Por fin les iba bien con la empresa de alarmas cuando compraron el chalet a Construcciones Paraíso. Cegados por una prosperidad momentánea, no quisieron conformarse con lo que todos los demás se conformaban. Optaron por la vivienda más amplia y en las mejoras exigieron piscina y mármol de importación y maderas exóticas y cristal templado y acero inoxidable, y todo de calidad y marca. Pero también los pedidos de alarmas se estancaron un día, de repente, como si ya las tuvieran colocadas todos los que sentían miedo o guardaban en sus casas algo de gran valor. Las ventas se pararon de pronto, saturado el hueco de mercado que había visto. En su rabia durante las horas que pasaba en el despacho sin recibir una llamada, llegó a imaginar que una noche cualquiera él entraba en una vivienda a robar y mataba ferozmente a sus ocupantes, no por el beneficio directo del robo, sino para provocar miedo entre los habitantes de una ciudad que desde su fundación cinco siglos atrás habían aprendido a defenderse solos, sin necesidad de alarmas para que alguien viniera a ayudarlos ante un ataque ajeno.
De modo que no pudo pagar lo firmado, y Ordiales no le concedió una prórroga. Su mujer cogió a su hijo y se fue. Se quedó solo.

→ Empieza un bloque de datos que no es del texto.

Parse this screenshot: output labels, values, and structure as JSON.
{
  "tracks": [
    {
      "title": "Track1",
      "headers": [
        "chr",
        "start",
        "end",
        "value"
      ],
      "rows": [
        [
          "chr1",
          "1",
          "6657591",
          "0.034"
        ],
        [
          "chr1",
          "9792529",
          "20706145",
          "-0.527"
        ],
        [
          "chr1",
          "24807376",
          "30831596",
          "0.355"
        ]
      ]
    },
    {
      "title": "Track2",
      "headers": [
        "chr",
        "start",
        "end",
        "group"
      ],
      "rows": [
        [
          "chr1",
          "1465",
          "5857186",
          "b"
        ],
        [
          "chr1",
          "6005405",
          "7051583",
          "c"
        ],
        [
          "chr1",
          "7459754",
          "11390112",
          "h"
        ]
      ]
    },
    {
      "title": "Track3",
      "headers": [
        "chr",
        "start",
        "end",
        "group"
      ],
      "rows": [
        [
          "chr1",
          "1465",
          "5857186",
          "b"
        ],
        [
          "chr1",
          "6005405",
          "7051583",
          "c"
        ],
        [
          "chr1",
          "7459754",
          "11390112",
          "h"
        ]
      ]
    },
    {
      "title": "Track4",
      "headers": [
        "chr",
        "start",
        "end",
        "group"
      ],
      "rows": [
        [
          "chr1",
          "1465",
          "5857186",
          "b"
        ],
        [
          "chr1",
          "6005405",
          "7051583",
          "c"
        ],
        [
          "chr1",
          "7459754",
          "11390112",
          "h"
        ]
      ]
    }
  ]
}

Nunca había odiado tanto a nadie y se sorprendió al encontrar algo tan duro y ardiente dentro de su alma. Del mismo modo que el enamoramiento es la intensificación del amor hacia alguien que se convierte en el destinatario de los mejores deseos que puedan caber en el corazón, así, pensaba, tendría que inventarse una palabra para definir su contrario: la intensificación del odio, su concentración en un solo hombre. Ordiales representaba todo lo que él había querido y sin embargo no había sabido conseguir: el empresario de su misma edad que, saliendo más tarde y desde un lugar más bajo, había ascendido antes y más arriba; el poderoso constructor que no podría decir con exactitud el número de empleados que tenía en cada momento; el hombre enérgico, lúcido, implacable, inteligente y hábil que sabía en cualquier ocasión dónde y cómo tenía que invertir; el advenedizo sin estudios universitarios, pero con excedentes de aquel instinto comercial que volvía inútiles todos los títulos y orlas y diplomas colgados en las paredes. Él se preparaba a fondo en cada aventura —ésa era la palabra adecuada, aventura— empresarial que emprendía, estudiaba catálogos, estadísticas y encuestas sociológicas de costumbres y consumo; asistía a ferias de muestras y exposiciones para estar al día de las novedades del mercado; entraba y salía en Internet, reservaba un dominio y publicitaba su página; atendía sin desplantes las reclamaciones de los clientes… Y de nada le servía todo eso frente a las veleidades de un mercado que se comportaba con él como la más loca de las mujeres, dándole la espalda y torturándolo con un permanente adulterio. En cambio, Ordiales acertaba con una increíble clarividencia en cada una de sus decisiones. ¡Pues muy bien! En el último momento, en el más importante, no había sabido prever el peligro. Quizás a él le ocurriera ahora lo contrario y, después de que todo le hubiera sido adverso e ingrato durante tanto tiempo, la suerte comenzara por fin a sonreírle.